Wiesel, oggi, è un pacato signore di settantotto anni, dai capelli brizzolati, lo sguardo attento, intelligente. Vive negli Stati Uniti, dove insegna presso l’università di Boston.
Premio Nobel per la pace, nel 1986, Wiesel è uno dei pochi sopravvissuti alla tragedia dell’olocausto, che ancora si spende, in giro per il mondo, affinché nulla venga dimenticato.
Elie Wiesel era un fervente credente, prima di vedere crollare il proprio mondo, il proprio Dio, feriti, sanguinanti, sotto i colpi della barbarie nazionalsocialista.
Nato da ebrei ortodossi, a Sighet, in Romania, aveva quindici anni, quando, dopo l’annessione della città all’Ungheria, i nazisti deportarono gli ebrei ungheresi ad Auschwitz, uno dei più tristemente noti campi della morte, quello che, ancora oggi, a distanza di due, tre generazioni, evoca spettri e tormenti. La madre, ed una delle tre sorelle, vennero immediatamente “selezionate”, spedite nella camera a gas: Elie fu costretto a lavorare presso il complesso chimico di Buna Werke, nel sotto campo di Auschwitz III- Monowitz, poi trasferito a Buchenwald.
Wiesel ha all’attivo ben quaranta opere, ma questa, “La notte”, è certamente la più nota: viene in mente, quasi subito, quel sonno della ragione generante mostri, quello che colse l’Europa, sotto il sonnifero di demagogia e violenza somministrato da Hitler e seguaci. La sua testimonianza è singolare, differenziata, unica, seppur intrisa di rabbia, rassegnazione, disperazione, come tante. Una delle poche dalle quali sembrano riemergere, intatti, gli occhi spalancati dei cadaveri, lo spegnersi delle più elementari emozioni umane, soppiantate da una stremata lotta per la sopravvivenza.
La notte, nato dall’incontro di Wiesel con François Mauriac, ripercorre, in maniera intensa, quel periodo determinante della vita dello scrittore, dalla vita nel ghetto, nutrito di Talmud, desideroso di essere iniziato alla Cabala, il cuore pronto a consacrasi all’Eterno, al passaggio nella palude dell’umanità, descritta per flash, momenti di puro orrore e vuoto esistenziale, fino alla drammatica liberazione, accompagnata, purtroppo, dalla morte del genitore, con lui nel campi, che tutto di sé aveva dato, pur di sopravvivere nel baratro dell’inferno.
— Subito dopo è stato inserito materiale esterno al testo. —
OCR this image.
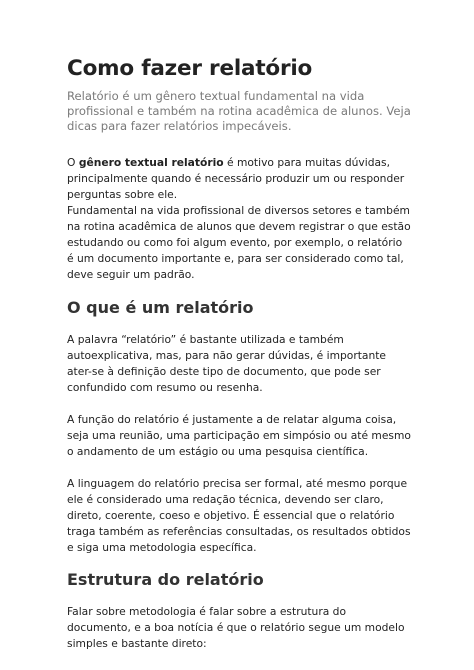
Como fazer relatório
Relatório é um gênero textual fundamental na vida profissional e também na rotina acadêmica de alunos. Veja dicas para fazer relatórios impecáveis.

O gênero textual relatório é motivo para muitas dúvidas, principalmente quando é necessário produzir um ou responder perguntas sobre ele.

Fundamental na vida profissional de diversos setores e também na rotina acadêmica de alunos que devem registrar o que estão estudando ou como foi algum evento, por exemplo, o relatório é um documento importante e, para ser considerado como tal, deve seguir um padrão.

O que é um relatório

A palavra “relatório” é bastante utilizada e também autoexplicativa, mas, para não gerar dúvidas, é importante ater-se à definição deste tipo de documento, que pode ser confundido com resumo ou resenha.

A função do relatório é justamente a de relatar alguma coisa, seja uma reunião, uma participação em simpósio ou até mesmo o andamento de um estágio ou uma pesquisa científica.

A linguagem do relatório precisa ser formal, até mesmo porque ele é considerado uma redação técnica, devendo ser claro, direto, coerente, coeso e objetivo. É essencial que o relatório traga também as referências consultadas, os resultados obtidos e siga uma metodologia específica.

Estrutura do relatório

Falar sobre metodologia é falar sobre a estrutura do documento, e a boa notícia é que o relatório segue um modelo simples e bastante direto:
Leggendo le pagine di questo diario nero, cupo, disperato e allibito allo stesso tempo, assistiamo alla metamorfosi più atroce: dal ragazzino innocente, ignaro, emergerà infatti, a poco a poco, l’adulto scettico, tormentato, dubbioso, che finirà per fare terra bruciata attorno al suo cuore, vivendo una personale morte di Dio, di fronte alla scoperta del male assoluto.
Lo sguardo di Wiesel, nel raccontare quanto vissuto, è freddo, stremato, l’espressione del volto congelata su quella che dovette avere al momento della liberazione, scavata, allo stremo delle forze. Un testo affatto consolatorio, per nulla conciliatore, che denuncia, intatto nel tempo, l’atroce oblio della ragione durante gli anni della seconda guerra mondiale. Non c’è perdono, comprensione: solo tutta il dolore di chi ha visto, impotente, la propria famiglia, la propria gente, venire ingoiata nella gola di un mostro feroce ed ingordo.
Un testo da cui prendere appunti. Per il futuro, per tutti.